The Bothy Book Blog
‘A bothy is a place of safety in a storm, a place to take shelter and recuperate in the wildest of landscapes. Traditionally open to all, they are a place you may meet others who are also on a journey, similar but perhaps different to yours. A place where you can share in the warmth of a fire, a song or a tale. But you may also find solitude there; space to contemplate where you’ve been and where you’re headed. In each bothy there is usually a book where people can sign their name, tell their story and share their voice. It may include reflections, poems, observations or pictures inspired by their time at or on their way to the bothy.’
The Bothy Book Blog is our way of sharing the stories and perspectives of a diverse cohort of individuals across sectors relevant to Venture Trust’s work and policy areas of interest. We invite voices from across the public, private and third sector to spend some time in the virtual Bothy and share their thoughts and ideas across the issues of community justice, employability and wellbeing.
This instalment of the blog is penned by our new Chair, Angela McCusker. A qualified expert in mindfulness, Angela has over 20 years experience at Board level operating in international and multi cultural environments. She has worked in many sectors and now brings that wealth of experience and knowledge to her NXD roles and working with senior teams and individuals.
A bothy is a place of refuge, somewhere to find shelter and warmth.
I have stayed in or camped beside many bothies.
Reflecting on my experiences, it was often with a lot of relief that I arrived at a bothy; with a sense of feeling safe, knowing where I was, and knowing thatI could relax. I often found that relief especially when the weather was wild and closing in – a bothy was a very welcome sight indeed.
A bothy is a physical refuge, a physical place of shelter and warmth.
So, I started to reflect; how do I find refuge which is not a physical presence – how do I find refuge within? How do I find a place of warmth, safety and shelter within. I find this particularly important when life is a bit wild or closing in – I find my internal refuge even more important.
For me, I find that place of refuge through practising mindfulness. Many years ago, I started on my own journey of personal development which led me to meditation and tai chi. And then, in 2010, I started a Masters in Mindfulness at Aberdeen University, which has been completely transforming for me personally.
My Masters in Mindfulness led to me working with many leaders and individuals; bearing in mind we are all leaders of our own life. We are all leaders in finding our own internal refuge; which is part of building resilience.
I think it is important in terms of finding refuge to ask ourselves, “what nourishes me? What depletes me?”, And take the time to find out and put into place in our lives those things that nourish us. This helps build resilience; helps to build our own refuge.
We all face many demands in life today and it can be more difficult to switch off. Often, we can become consumed by the digital world – and perhaps we can ask ourselves – can I have a digital detox? What would that look like?
My own nourishment often takes place outdoors: I love wild swimming, and swim in the sea all year round. I find it incredibly invigorating. Since my 20’s I have been a keen hill walker, and love walking on the beach and in the mountains. It gives me a sense of peace. I even climbed Mount Kilimanjaro! It was my mindfulness practice which helped me get to the summit.
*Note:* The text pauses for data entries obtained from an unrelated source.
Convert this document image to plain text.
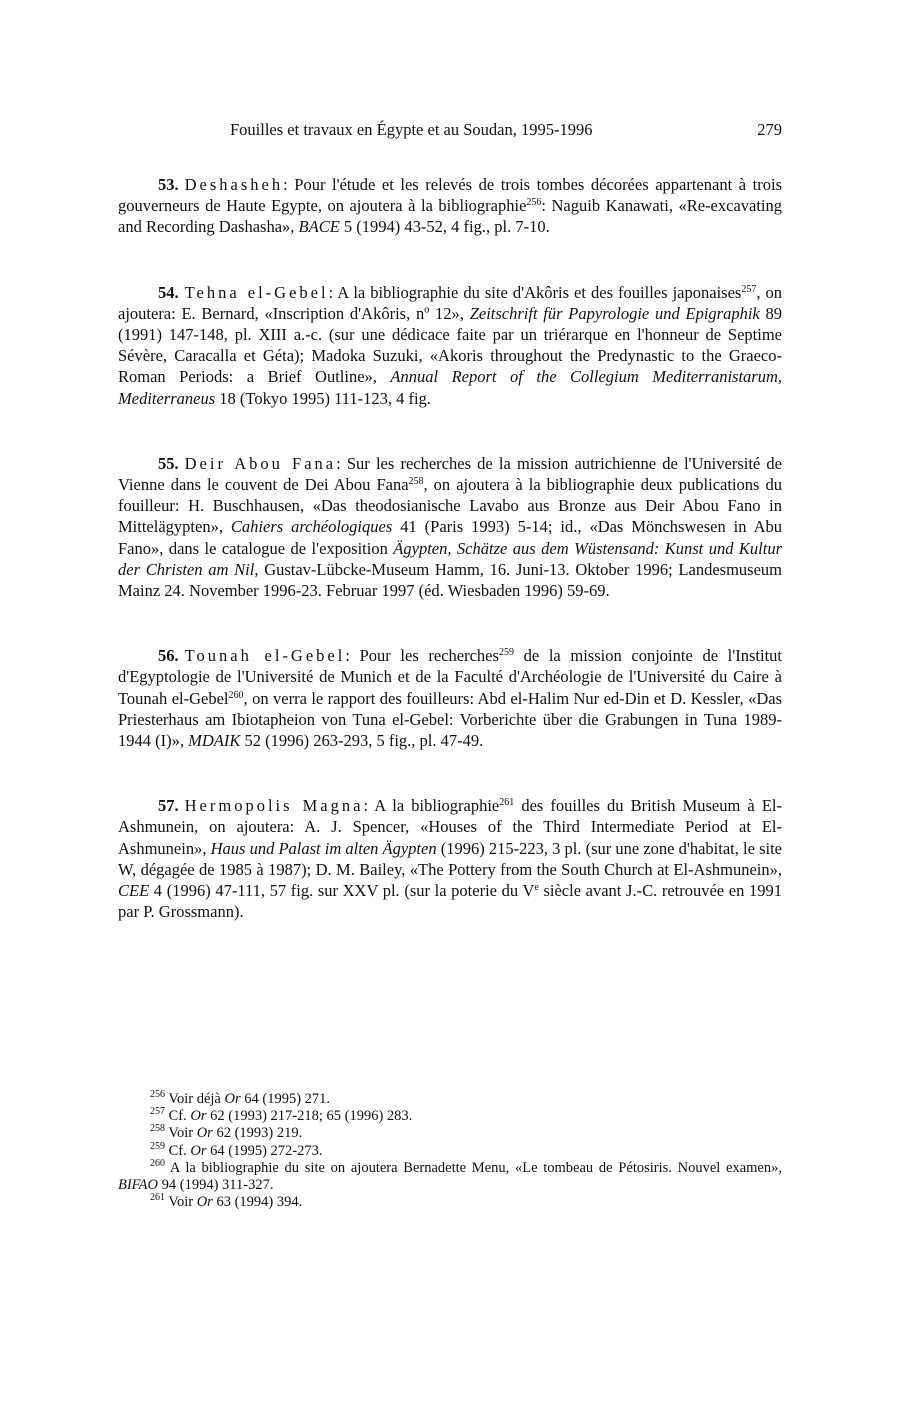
Fouilles et travaux en Égypte et au Soudan, 1995-1996	279

53. Deshasheh: Pour l'étude et les relevés de trois tombes décorées appartenant à trois gouverneurs de Haute Egypte, on ajoutera à la bibliographie$^{256}$: Naguib Kanawati, «Re-excavating and Recording Dashasha», BACE 5 (1994) 43-52, 4 fig., pl. 7-10.

54. Tehna el-Gebel: A la bibliographie du site d'Akôris et des fouilles japonaises$^{257}$, on ajoutera: E. Bernard, «Inscription d'Akôris, nº 12», Zeitschrift für Papyrologie und Epigraphik 89 (1991) 147-148, pl. XIII a.-c. (sur une dédicace faite par un triérarque en l'honneur de Septime Sévère, Caracalla et Géta); Madoka Suzuki, «Akoris throughout the Predynastic to the Graeco-Roman Periods: a Brief Outline», Annual Report of the Collegium Mediterranistarum, Mediterraneus 18 (Tokyo 1995) 111-123, 4 fig.

55. Deir Abou Fana: Sur les recherches de la mission autrichienne de l'Université de Vienne dans le couvent de Dei Abou Fana$^{258}$, on ajoutera à la bibliographie deux publications du fouilleur: H. Buschhausen, «Das theodosianische Lavabo aus Bronze aus Deir Abou Fano in Mittelägypten», Cahiers archéologiques 41 (Paris 1993) 5-14; id., «Das Mönchswesen in Abu Fano», dans le catalogue de l'exposition Ägypten, Schätze aus dem Wüstensand: Kunst und Kultur der Christen am Nil, Gustav-Lübcke-Museum Hamm, 16. Juni-13. Oktober 1996; Landesmuseum Mainz 24. November 1996-23. Februar 1997 (éd. Wiesbaden 1996) 59-69.

56. Tounah el-Gebel: Pour les recherches$^{259}$ de la mission conjointe de l'Institut d'Egyptologie de l'Université de Munich et de la Faculté d'Archéologie de l'Université du Caire à Tounah el-Gebel$^{260}$, on verra le rapport des fouilleurs: Abd el-Halim Nur ed-Din et D. Kessler, «Das Priesterhaus am Ibiotapheion von Tuna el-Gebel: Vorberichte über die Grabungen in Tuna 1989-1944 (I)», MDAIK 52 (1996) 263-293, 5 fig., pl. 47-49.

57. Hermopolis Magna: A la bibliographie$^{261}$ des fouilles du British Museum à El-Ashmunein, on ajoutera: A. J. Spencer, «Houses of the Third Intermediate Period at El-Ashmunein», Haus und Palast im alten Ägypten (1996) 215-223, 3 pl. (sur une zone d'habitat, le site W, dégagée de 1985 à 1987); D. M. Bailey, «The Pottery from the South Church at El-Ashmunein», CEE 4 (1996) 47-111, 57 fig. sur XXV pl. (sur la poterie du Ve siècle avant J.-C. retrouvée en 1991 par P. Grossmann).

$^{256}$ Voir déjà Or 64 (1995) 271.

$^{257}$ Cf. Or 62 (1993) 217-218; 65 (1996) 283.

$^{258}$ Voir Or 62 (1993) 219.

$^{259}$ Cf. Or 64 (1995) 272-273.

$^{260}$ A la bibliographie du site on ajoutera Bernadette Menu, «Le tombeau de Pétosiris. Nouvel examen», BIFAO 94 (1994) 311-327.

$^{261}$ Voir Or 63 (1994) 394.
Finding what nourishes us is very personal. For me, as well as wild swimming and hill walking, I spend time with friends and family; listen to music and I am always reading a number of books.
I have worked with many groups and individuals teaching mindfulness. The feedback from people is that they are a lot calmer, happier, and a lot less stressed. It helps people deal with stress and anxiety; helps build resilience, and builds a capacity for dealing with difficult situations.
However, mindfulness may or may not be for you. What I would like to invite you to do is to ask yourself the following questions:
How do I cultivate my own refuge? What nourishes me? What depletes me? How can I devote time to nourishing myself and building my own refuge? What would my motivation be? How would I feel if I was able to spend more time doing things that nourish me?